Johann Sebastian Bachs fragmentarisch überlieferte Die Kunst der Fuge – ein Zyklus von vierzehn Fugen und vier Kanons (BWV 1080) – und die Goldberg-Variationen sind beide für das Pianoforte, das Cembalo oder die Orgel in Noten gesetzte ‚Avantgardestücke‘.

Zu ergänzen ist freilich, dass Bach, der während der Arbeit an dem erstgenannten Werk gestorben ist, keine Angaben über die Instrumentierung gemacht hat.
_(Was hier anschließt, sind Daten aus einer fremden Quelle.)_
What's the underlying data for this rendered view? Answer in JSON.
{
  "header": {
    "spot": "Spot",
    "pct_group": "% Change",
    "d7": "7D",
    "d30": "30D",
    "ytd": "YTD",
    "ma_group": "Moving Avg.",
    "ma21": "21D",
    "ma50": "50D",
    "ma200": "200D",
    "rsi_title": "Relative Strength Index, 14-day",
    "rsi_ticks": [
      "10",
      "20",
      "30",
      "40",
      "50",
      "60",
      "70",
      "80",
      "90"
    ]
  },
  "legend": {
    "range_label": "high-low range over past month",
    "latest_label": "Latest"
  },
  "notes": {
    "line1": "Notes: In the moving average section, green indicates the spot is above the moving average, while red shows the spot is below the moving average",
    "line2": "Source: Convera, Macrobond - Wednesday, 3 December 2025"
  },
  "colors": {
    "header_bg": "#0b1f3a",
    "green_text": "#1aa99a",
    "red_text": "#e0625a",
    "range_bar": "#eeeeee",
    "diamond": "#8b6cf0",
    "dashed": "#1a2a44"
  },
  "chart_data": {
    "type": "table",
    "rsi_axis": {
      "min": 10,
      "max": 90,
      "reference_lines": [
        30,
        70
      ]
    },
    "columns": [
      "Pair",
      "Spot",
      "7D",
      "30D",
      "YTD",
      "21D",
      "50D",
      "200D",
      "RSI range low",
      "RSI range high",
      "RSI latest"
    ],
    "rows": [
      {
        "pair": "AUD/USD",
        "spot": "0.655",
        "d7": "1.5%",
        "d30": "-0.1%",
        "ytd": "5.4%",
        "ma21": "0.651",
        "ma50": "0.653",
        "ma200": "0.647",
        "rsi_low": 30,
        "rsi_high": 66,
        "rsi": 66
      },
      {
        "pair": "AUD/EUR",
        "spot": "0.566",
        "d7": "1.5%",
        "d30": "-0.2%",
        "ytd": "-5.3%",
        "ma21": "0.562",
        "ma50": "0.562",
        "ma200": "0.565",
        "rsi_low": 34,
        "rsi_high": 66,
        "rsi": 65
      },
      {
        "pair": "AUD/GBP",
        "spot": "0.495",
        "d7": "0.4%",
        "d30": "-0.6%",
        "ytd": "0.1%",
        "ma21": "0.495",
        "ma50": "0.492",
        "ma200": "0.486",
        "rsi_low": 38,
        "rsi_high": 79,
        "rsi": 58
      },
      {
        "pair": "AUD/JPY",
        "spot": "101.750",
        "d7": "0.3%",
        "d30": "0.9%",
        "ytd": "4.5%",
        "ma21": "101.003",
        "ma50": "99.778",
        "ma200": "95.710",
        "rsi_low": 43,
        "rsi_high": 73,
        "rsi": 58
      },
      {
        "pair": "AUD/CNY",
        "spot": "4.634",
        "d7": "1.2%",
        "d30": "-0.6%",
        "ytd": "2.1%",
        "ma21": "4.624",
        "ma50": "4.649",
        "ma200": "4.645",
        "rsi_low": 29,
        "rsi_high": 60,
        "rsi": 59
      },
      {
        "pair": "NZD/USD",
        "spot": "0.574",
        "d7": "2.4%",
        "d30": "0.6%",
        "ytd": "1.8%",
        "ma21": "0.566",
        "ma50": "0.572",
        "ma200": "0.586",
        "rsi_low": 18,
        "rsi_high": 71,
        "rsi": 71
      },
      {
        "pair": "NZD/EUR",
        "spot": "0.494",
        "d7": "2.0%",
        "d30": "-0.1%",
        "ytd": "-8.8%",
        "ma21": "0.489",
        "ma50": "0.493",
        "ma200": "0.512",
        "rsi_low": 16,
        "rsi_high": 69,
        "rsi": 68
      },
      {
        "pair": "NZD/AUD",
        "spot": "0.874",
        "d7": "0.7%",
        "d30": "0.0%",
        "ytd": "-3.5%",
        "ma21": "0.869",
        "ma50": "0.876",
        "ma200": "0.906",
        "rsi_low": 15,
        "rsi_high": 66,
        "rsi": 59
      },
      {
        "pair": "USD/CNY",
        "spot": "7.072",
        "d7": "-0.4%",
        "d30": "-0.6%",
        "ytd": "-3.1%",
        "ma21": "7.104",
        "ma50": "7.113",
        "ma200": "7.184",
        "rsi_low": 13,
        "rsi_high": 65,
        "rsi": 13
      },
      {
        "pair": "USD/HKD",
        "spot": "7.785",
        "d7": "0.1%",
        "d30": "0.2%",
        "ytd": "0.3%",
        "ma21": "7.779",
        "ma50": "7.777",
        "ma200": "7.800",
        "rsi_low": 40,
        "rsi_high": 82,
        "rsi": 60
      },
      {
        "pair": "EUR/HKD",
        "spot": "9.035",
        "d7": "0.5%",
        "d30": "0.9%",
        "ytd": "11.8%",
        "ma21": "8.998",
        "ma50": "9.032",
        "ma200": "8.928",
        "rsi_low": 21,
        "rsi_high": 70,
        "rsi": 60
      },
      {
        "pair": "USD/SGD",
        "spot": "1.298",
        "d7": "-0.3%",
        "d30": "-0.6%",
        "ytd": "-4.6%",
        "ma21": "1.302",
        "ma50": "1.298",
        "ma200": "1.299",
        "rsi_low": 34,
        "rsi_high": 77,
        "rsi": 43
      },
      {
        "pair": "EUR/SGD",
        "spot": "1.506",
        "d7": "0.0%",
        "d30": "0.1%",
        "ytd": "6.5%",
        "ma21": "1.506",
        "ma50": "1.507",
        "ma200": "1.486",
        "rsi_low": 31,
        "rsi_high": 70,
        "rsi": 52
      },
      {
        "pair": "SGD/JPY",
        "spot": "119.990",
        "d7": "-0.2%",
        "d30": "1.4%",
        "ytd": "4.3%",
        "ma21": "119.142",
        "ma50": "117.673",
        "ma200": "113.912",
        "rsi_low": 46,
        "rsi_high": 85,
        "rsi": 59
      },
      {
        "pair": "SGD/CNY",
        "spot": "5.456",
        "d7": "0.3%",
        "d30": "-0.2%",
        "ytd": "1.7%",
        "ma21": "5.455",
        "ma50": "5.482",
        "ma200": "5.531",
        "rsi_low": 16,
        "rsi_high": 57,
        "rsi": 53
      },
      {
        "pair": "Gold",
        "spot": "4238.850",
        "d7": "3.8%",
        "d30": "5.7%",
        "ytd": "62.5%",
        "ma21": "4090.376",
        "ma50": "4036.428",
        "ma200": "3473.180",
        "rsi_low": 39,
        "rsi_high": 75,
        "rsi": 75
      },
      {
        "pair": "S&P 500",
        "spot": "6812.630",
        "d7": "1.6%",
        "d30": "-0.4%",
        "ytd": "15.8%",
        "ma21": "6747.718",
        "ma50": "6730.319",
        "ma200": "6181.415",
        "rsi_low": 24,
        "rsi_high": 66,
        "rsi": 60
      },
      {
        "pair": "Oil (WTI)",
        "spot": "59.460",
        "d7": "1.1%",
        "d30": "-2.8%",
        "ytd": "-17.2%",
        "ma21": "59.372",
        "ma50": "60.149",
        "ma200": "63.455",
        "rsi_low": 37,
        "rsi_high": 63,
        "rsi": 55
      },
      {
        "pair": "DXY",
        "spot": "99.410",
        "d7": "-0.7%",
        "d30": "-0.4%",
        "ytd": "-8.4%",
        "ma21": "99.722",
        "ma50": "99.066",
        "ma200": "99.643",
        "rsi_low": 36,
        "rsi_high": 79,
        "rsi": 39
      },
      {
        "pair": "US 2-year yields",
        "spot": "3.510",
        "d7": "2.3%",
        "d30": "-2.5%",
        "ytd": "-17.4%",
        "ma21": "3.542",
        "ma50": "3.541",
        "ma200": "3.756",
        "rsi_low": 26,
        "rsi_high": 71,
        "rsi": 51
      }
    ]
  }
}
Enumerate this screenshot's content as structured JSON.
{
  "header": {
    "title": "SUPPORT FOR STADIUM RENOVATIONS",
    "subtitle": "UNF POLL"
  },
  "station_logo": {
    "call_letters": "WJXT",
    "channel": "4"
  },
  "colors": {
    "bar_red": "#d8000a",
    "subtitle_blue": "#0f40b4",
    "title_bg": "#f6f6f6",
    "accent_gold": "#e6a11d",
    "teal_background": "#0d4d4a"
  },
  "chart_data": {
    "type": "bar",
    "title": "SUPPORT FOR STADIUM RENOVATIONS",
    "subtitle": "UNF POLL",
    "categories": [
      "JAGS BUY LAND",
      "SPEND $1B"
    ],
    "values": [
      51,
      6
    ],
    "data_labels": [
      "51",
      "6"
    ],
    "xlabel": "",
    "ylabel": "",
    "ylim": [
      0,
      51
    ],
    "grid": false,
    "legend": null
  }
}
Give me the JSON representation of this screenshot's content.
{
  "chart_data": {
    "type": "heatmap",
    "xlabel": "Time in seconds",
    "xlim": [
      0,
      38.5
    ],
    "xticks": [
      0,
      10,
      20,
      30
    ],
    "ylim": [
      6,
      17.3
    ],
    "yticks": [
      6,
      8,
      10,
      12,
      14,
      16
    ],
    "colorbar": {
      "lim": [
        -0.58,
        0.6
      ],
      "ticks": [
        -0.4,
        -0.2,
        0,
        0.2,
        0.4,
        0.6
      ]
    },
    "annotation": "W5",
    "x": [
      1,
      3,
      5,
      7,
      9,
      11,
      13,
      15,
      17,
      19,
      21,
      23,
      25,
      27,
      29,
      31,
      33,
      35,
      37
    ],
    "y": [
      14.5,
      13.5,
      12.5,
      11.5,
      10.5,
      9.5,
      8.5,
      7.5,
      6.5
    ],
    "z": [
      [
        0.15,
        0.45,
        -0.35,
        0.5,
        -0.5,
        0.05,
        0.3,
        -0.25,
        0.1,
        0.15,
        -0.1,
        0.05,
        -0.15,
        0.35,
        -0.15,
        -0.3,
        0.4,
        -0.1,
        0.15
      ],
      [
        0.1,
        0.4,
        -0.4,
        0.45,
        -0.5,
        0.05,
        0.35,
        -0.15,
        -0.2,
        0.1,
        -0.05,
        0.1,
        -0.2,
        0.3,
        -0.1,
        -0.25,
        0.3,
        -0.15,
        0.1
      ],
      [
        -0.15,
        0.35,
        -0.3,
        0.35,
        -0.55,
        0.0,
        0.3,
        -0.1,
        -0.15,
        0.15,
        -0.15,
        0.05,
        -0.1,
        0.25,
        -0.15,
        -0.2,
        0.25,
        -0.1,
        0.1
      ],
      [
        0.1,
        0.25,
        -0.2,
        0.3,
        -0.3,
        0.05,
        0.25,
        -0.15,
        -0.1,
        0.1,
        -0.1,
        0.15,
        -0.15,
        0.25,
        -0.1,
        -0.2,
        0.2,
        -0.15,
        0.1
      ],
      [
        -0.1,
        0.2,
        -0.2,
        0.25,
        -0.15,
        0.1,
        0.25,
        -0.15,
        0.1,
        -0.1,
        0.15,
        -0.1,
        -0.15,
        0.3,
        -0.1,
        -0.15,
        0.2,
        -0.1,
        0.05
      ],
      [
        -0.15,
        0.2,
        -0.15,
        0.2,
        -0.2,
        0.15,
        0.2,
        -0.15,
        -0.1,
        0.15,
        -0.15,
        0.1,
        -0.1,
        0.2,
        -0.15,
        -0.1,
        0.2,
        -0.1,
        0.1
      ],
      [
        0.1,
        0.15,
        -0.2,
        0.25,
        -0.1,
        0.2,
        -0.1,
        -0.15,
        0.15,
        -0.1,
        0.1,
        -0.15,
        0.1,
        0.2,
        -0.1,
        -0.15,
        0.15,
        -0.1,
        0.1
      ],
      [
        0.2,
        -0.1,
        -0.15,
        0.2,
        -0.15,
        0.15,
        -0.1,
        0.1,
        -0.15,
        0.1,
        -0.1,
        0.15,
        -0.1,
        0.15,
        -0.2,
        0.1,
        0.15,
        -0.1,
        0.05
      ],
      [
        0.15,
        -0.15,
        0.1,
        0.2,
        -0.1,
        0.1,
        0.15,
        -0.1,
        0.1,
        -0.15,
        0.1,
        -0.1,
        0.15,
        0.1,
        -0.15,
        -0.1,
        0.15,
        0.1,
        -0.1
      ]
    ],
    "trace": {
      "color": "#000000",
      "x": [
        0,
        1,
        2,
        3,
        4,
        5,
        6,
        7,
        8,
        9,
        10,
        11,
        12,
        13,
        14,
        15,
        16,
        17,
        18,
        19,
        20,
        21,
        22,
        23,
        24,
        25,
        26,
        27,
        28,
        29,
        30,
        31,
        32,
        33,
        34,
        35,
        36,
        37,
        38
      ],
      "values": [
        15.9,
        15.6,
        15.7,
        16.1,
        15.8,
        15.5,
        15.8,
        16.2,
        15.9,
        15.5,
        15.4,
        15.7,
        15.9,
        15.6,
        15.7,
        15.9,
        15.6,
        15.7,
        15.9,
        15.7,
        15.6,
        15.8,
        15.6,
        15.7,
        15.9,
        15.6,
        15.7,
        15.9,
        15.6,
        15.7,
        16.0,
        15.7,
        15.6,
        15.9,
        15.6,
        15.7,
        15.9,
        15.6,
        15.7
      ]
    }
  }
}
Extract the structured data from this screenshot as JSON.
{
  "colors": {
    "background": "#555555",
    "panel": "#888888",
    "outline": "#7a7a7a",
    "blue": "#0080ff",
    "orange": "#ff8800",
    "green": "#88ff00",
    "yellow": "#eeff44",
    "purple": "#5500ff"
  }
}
In der musikalischen Fachwelt ist man sich aber insgesamt darin einig, dass es sich um eine Arbeit für ein Tasteninstrument handelt.

 

Der Erstdruck erschien, aber auch das ist nicht verbürgt, vermutlich 1751 unter dem Titel Die Kunst der Fuge durch Johann Sebastian Bach ehemahligen Capellmeister und Musikdirector zu Leipzig. Die einige wenige Korrekturen enthaltende zweite Auflage erschien bereits ein Jahr später.

 

In den 1741 in Nürnberg verlegten Goldberg-Variationen (BWV 988) – die genaue Entstehungszeit ist unbekannt – hat Bach einen großen musikalischen Bogen gespannt. Es handelt sich, grob gesagt, um 30 Variationen zu einer Aria, die zum Beschluss noch einmal erklingt, ohne dass sie im Erstdruck noch extra notiert worden wäre. Naiv-Volksliedhaftes und Gesangliches korrespondieren zwanglos mit hochgradig artifizieller Polyphonie. Aber nicht nur das. Der kompositorische Einfallsreichtum ist sozusagen musikhistorisch unterfüttert, heißt, ausgiebig kommt das musikalische Zitat zur Anwendung, aber auch ein ernst-heiter-verspieltes Einarbeiten zeitgenössischer Kompositionsweisen macht das Werk zu einer ins Uferlose sich verlierenden, vielstimmigen Einheit des scheinbar Nicht-Zusammengehörigen. Weswegen zu Beginn von zwei Avantgardestücken die Rede gewesen ist. Auch wenn Bach, so geht der göttliche Humor eines tiefstapelnden tonsetzenden Olympiers – und Olympier meint, dass einer sich seines musikalische Horizonte eröffnenden Avantgarde- und Neuerertums voll bewusst gewesen ist –, diesen Variationen-Kosmos als Clavier Ubung bestehend in einer ARIA mit verschiedenen Verænderungen vors Clavicimbal mit 2 Manualen bezeichnet hat. Schalkhaft schmunzelndes Understatement bei und auf allerhöchstem musikalischem Niveau.

 

Wie die Goldberg-Variationen ist auch Die Kunst der Fuge eine groß angelegte, wenn man will mathematisch exakt durchkalkulierte Variation über ein einziges, grundlegendes Thema. Die Grobgliederung ist die folgende: 14 Contrapunctus genannte drei- und vierstimmige Fugen werden um vier zweistimmige Kanons komplettiert. Die Contrapunctus 12 und 13 sind gleich zwei Mal in Noten gesetzt: in der Urform (recto) und der Spiegelform (inverso).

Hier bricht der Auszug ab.